I made oats&raisins cookies yesterday, based on a recipe that called for "bakpoeder" - not sure whether that's called baking soda or baking powder in english, but since I had neither, I added a dollop of my starter (and then let the dough/batter rest at room temp for over an hour). The cookies came out really well, and the taste is amazingly good. There's a photo on my blog.

gary.turner's picture
gary.turner

The recipe for oatmeal and raisin cookies that I have calls for both. I may give the sourdough idea a shot. Danke.


gary

tgrayson's picture
tgrayson


I seem to find only that soda does this or that, while powder does that or this; nowhere do I find a simple statement of why either should be used based on the other ingredients.


 



Didn't I provide a simple statement of why one should be used over another? I can't give you the exact ratios of baking soda to a particular acid, but you can find some rules of thumb on the internet.  If you're developing your own recipes, you'll probably have to experiment with optimal ratios.  FWIW, baking soda is about 4 times as powerful as an equivalent amount of baking powder, as long as there's an acid to react to.  That means that 1/2 tsp is equivalent to 2 tsp of baking powder.  Cookies (AND cakes) that contain brown sugar, natural cocoa, buttermilk and sour cream will contain some baking soda.  Those are the main acidic products.


 

gary.turner's picture
gary.turner

Yes, you provided a short list (the more common ingredients) of acidics.  However, what I was talking about was that I haven't seen any sort of quantitative information regarding how to use acidics with what proportion of which chemical leaven.  There are recipes with acidics that use no soda, and others with the same acidics that use both soda and powder. What I'm looking for is the rationale.
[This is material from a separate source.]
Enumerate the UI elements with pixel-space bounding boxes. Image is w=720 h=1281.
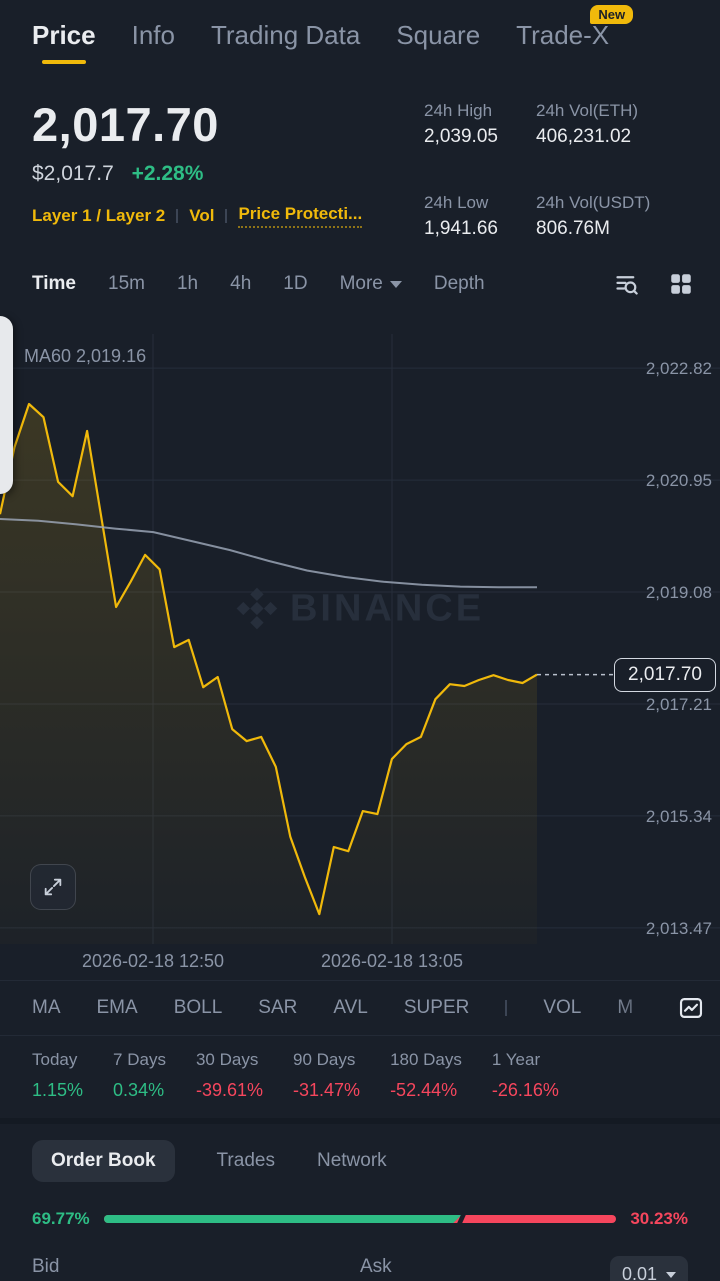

I understand that each offers its own flavor profile, affects spread, leavening power, browning, and other factors. It's just that I've not found that good summary, or rules of thumb you mention, especially how much of what to use for a given acid source.


I will continue my search. I do appreciate your help, and it already has improved my understanding.


cheers,


gary

tgrayson's picture
tgrayson

I'd buy a Ph meter and determine how much baking soda it took to reach a Ph of 7 (neutral) for various ingredients.

Mini Oven's picture
Mini Oven

I always thought heat had something to do with it.  Soda works basically cold and fast and the Cream of Tarter combined with soda (baking powder) give a heat driven rise with the Cream of tarter adding holding power or "set" to the product.  


The fun starts when you have recipes that ask for soda, baking powder and cream of tarter.  Ha!  :)


http://www.wisegeek.com/what-is-the-difference-between-baking-soda-and-baking-powder.htm 


A lot depends on how you like your cookie.  Say you put soda in it.  It will rise and fall upon removal from the oven (and depending on the moisture) resulting more often in a chewy cookie. Add Baking powder to the formula and the cookie will not fall as much upon removal from the oven resulting in a more cake like cookie.